Parlant enables an AI Conversation Modeling system that automatically tailors responses from a large and dynamically controlled selection of pre-approved "utterances." Using these new conversation modeling paradigms, organisations can precisely control GenAI communications while maintaining the level of naturalness and flexibility expected of LLMs, as operators and designers can manage and refine utterances with adjustable freedom levels, and Parlant's engine applies intelligently applies them at the right time based on situational awareness and guidelines that you can provide it.
To simplify creating these utterances while prototyping, Parlant offers a 'Fluid Composition' mode where AI generates natural responses. This mode allows conversational designers to extract and tweak these auto-suggested responses into approved utterances while experimenting with their AI agents iteratively during development.
Once established, the system switches to the 'strict' mode, exclusively using pre-approved utterances to construct responses. This ensures predictability and control while preserving the AI's ability to creatively address diverse inquiries by intelligently utilising a large set of approved utterances using an LLM's natural capabilities to select the best responses precisely.
Parlant analyses the conversation context at runtime, determines the relevant set of utterance candidates, and dynamically applies them to produce a response. It also filters and selects guidelines based on the context, allowing the developer to achieve a high degree of behavioural control over their agents without sacrificing the ability to scale the agents' complexity.

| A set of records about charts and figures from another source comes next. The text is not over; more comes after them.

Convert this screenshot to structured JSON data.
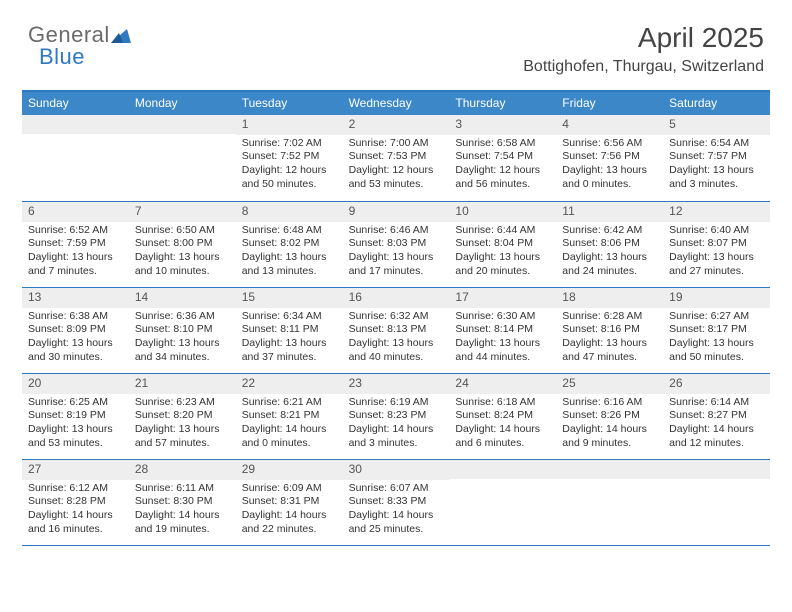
{
  "brand": {
    "part1": "General",
    "part2": "Blue"
  },
  "title": "April 2025",
  "location": "Bottighofen, Thurgau, Switzerland",
  "colors": {
    "header_bg": "#3b87c8",
    "border": "#2f78c2",
    "daynum_bg": "#eeeeee",
    "text": "#333333",
    "brand_gray": "#6b6b6b",
    "brand_blue": "#2f78c2"
  },
  "days_of_week": [
    "Sunday",
    "Monday",
    "Tuesday",
    "Wednesday",
    "Thursday",
    "Friday",
    "Saturday"
  ],
  "weeks": [
    [
      null,
      null,
      {
        "n": "1",
        "sr": "Sunrise: 7:02 AM",
        "ss": "Sunset: 7:52 PM",
        "dl": "Daylight: 12 hours and 50 minutes."
      },
      {
        "n": "2",
        "sr": "Sunrise: 7:00 AM",
        "ss": "Sunset: 7:53 PM",
        "dl": "Daylight: 12 hours and 53 minutes."
      },
      {
        "n": "3",
        "sr": "Sunrise: 6:58 AM",
        "ss": "Sunset: 7:54 PM",
        "dl": "Daylight: 12 hours and 56 minutes."
      },
      {
        "n": "4",
        "sr": "Sunrise: 6:56 AM",
        "ss": "Sunset: 7:56 PM",
        "dl": "Daylight: 13 hours and 0 minutes."
      },
      {
        "n": "5",
        "sr": "Sunrise: 6:54 AM",
        "ss": "Sunset: 7:57 PM",
        "dl": "Daylight: 13 hours and 3 minutes."
      }
    ],
    [
      {
        "n": "6",
        "sr": "Sunrise: 6:52 AM",
        "ss": "Sunset: 7:59 PM",
        "dl": "Daylight: 13 hours and 7 minutes."
      },
      {
        "n": "7",
        "sr": "Sunrise: 6:50 AM",
        "ss": "Sunset: 8:00 PM",
        "dl": "Daylight: 13 hours and 10 minutes."
      },
      {
        "n": "8",
        "sr": "Sunrise: 6:48 AM",
        "ss": "Sunset: 8:02 PM",
        "dl": "Daylight: 13 hours and 13 minutes."
      },
      {
        "n": "9",
        "sr": "Sunrise: 6:46 AM",
        "ss": "Sunset: 8:03 PM",
        "dl": "Daylight: 13 hours and 17 minutes."
      },
      {
        "n": "10",
        "sr": "Sunrise: 6:44 AM",
        "ss": "Sunset: 8:04 PM",
        "dl": "Daylight: 13 hours and 20 minutes."
      },
      {
        "n": "11",
        "sr": "Sunrise: 6:42 AM",
        "ss": "Sunset: 8:06 PM",
        "dl": "Daylight: 13 hours and 24 minutes."
      },
      {
        "n": "12",
        "sr": "Sunrise: 6:40 AM",
        "ss": "Sunset: 8:07 PM",
        "dl": "Daylight: 13 hours and 27 minutes."
      }
    ],
    [
      {
        "n": "13",
        "sr": "Sunrise: 6:38 AM",
        "ss": "Sunset: 8:09 PM",
        "dl": "Daylight: 13 hours and 30 minutes."
      },
      {
        "n": "14",
        "sr": "Sunrise: 6:36 AM",
        "ss": "Sunset: 8:10 PM",
        "dl": "Daylight: 13 hours and 34 minutes."
      },
      {
        "n": "15",
        "sr": "Sunrise: 6:34 AM",
        "ss": "Sunset: 8:11 PM",
        "dl": "Daylight: 13 hours and 37 minutes."
      },
      {
        "n": "16",
        "sr": "Sunrise: 6:32 AM",
        "ss": "Sunset: 8:13 PM",
        "dl": "Daylight: 13 hours and 40 minutes."
      },
      {
        "n": "17",
        "sr": "Sunrise: 6:30 AM",
        "ss": "Sunset: 8:14 PM",
        "dl": "Daylight: 13 hours and 44 minutes."
      },
      {
        "n": "18",
        "sr": "Sunrise: 6:28 AM",
        "ss": "Sunset: 8:16 PM",
        "dl": "Daylight: 13 hours and 47 minutes."
      },
      {
        "n": "19",
        "sr": "Sunrise: 6:27 AM",
        "ss": "Sunset: 8:17 PM",
        "dl": "Daylight: 13 hours and 50 minutes."
      }
    ],
    [
      {
        "n": "20",
        "sr": "Sunrise: 6:25 AM",
        "ss": "Sunset: 8:19 PM",
        "dl": "Daylight: 13 hours and 53 minutes."
      },
      {
        "n": "21",
        "sr": "Sunrise: 6:23 AM",
        "ss": "Sunset: 8:20 PM",
        "dl": "Daylight: 13 hours and 57 minutes."
      },
      {
        "n": "22",
        "sr": "Sunrise: 6:21 AM",
        "ss": "Sunset: 8:21 PM",
        "dl": "Daylight: 14 hours and 0 minutes."
      },
      {
        "n": "23",
        "sr": "Sunrise: 6:19 AM",
        "ss": "Sunset: 8:23 PM",
        "dl": "Daylight: 14 hours and 3 minutes."
      },
      {
        "n": "24",
        "sr": "Sunrise: 6:18 AM",
        "ss": "Sunset: 8:24 PM",
        "dl": "Daylight: 14 hours and 6 minutes."
      },
      {
        "n": "25",
        "sr": "Sunrise: 6:16 AM",
        "ss": "Sunset: 8:26 PM",
        "dl": "Daylight: 14 hours and 9 minutes."
      },
      {
        "n": "26",
        "sr": "Sunrise: 6:14 AM",
        "ss": "Sunset: 8:27 PM",
        "dl": "Daylight: 14 hours and 12 minutes."
      }
    ],
    [
      {
        "n": "27",
        "sr": "Sunrise: 6:12 AM",
        "ss": "Sunset: 8:28 PM",
        "dl": "Daylight: 14 hours and 16 minutes."
      },
      {
        "n": "28",
        "sr": "Sunrise: 6:11 AM",
        "ss": "Sunset: 8:30 PM",
        "dl": "Daylight: 14 hours and 19 minutes."
      },
      {
        "n": "29",
        "sr": "Sunrise: 6:09 AM",
        "ss": "Sunset: 8:31 PM",
        "dl": "Daylight: 14 hours and 22 minutes."
      },
      {
        "n": "30",
        "sr": "Sunrise: 6:07 AM",
        "ss": "Sunset: 8:33 PM",
        "dl": "Daylight: 14 hours and 25 minutes."
      },
      null,
      null,
      null
    ]
  ]
}
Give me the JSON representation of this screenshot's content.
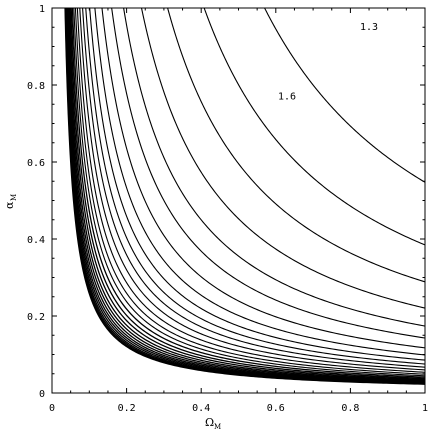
{
  "chart_data": {
    "type": "contour",
    "xlabel": "Ω",
    "xlabel_sub": "M",
    "ylabel": "α",
    "ylabel_sub": "M",
    "xlim": [
      0,
      1
    ],
    "ylim": [
      0,
      1
    ],
    "x_ticks": [
      "0",
      "0.2",
      "0.4",
      "0.6",
      "0.8",
      "1"
    ],
    "x_tick_values": [
      0,
      0.2,
      0.4,
      0.6,
      0.8,
      1
    ],
    "y_ticks": [
      "0",
      "0.2",
      "0.4",
      "0.6",
      "0.8",
      "1"
    ],
    "y_tick_values": [
      0,
      0.2,
      0.4,
      0.6,
      0.8,
      1
    ],
    "contour_labels": [
      {
        "text": "1.3",
        "x": 0.85,
        "y": 0.945
      },
      {
        "text": "1.6",
        "x": 0.63,
        "y": 0.765
      }
    ],
    "contour_count": 28,
    "contour_k_values": [
      0.52,
      0.37,
      0.28,
      0.215,
      0.17,
      0.14,
      0.115,
      0.097,
      0.084,
      0.074,
      0.066,
      0.059,
      0.053,
      0.048,
      0.044,
      0.0405,
      0.0375,
      0.035,
      0.0328,
      0.031,
      0.0294,
      0.028,
      0.0268,
      0.0257,
      0.0247,
      0.0239,
      0.0232,
      0.0226
    ],
    "contour_x0_values": [
      0.05,
      0.038,
      0.03,
      0.025,
      0.022,
      0.02,
      0.019,
      0.018,
      0.017,
      0.0165,
      0.016,
      0.0155,
      0.015,
      0.0148,
      0.0145,
      0.0142,
      0.014,
      0.0138,
      0.0136,
      0.0134,
      0.0132,
      0.013,
      0.0129,
      0.0128,
      0.0127,
      0.0126,
      0.0125,
      0.0124
    ],
    "grid": false,
    "frame": "box"
  }
}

This runtime filtering of guidelines enables developers to support more conversational use cases while maintaining focused behaviour from their LLM in many different situations.
Moreover, Parlant lets you easily troubleshoot by tracing how and why each utterance was applied for any given response. This is made possible by using highly descriptive and explainable log outputs, produced by the LLM during the utterance selection process.
Parlant, an open-source project, is LLM-agnostic, meaning that it supports multiple LLM providers, including OpenAI, Google, Meta, and Anthropic, via multiple inference providers.
What allows Parlant to ensure aligned and expected outcomes from LLMs lies in the team's research focus on techniques to gain control over LLMs.
Emcie, the startup company behind Parlant, earlier this year published a research study titled 'Attentive Reasoning Queries (ARQ): A Systematic Method for Optimising Instruction-Following in Large Language Models'. The study outlines methods to optimise instruction following in LLMs.
Unlike free-form reasoning approaches such as Chain-of-Thought (CoT), Attentive Reasoning Queries (ARQs) guide LLMs through systematic, targeted queries that reinforce critical information and instructions and prevent hallucinations and attention drift.
The research also revealed test results where ARQs achieved a 90.2% success rate in correctly interpreting and applying instructions, outperforming CoT reasoning and direct response generation. The study also revealed that ARQs have the potential to be more computationally efficient than free-form reasoning when carefully designed.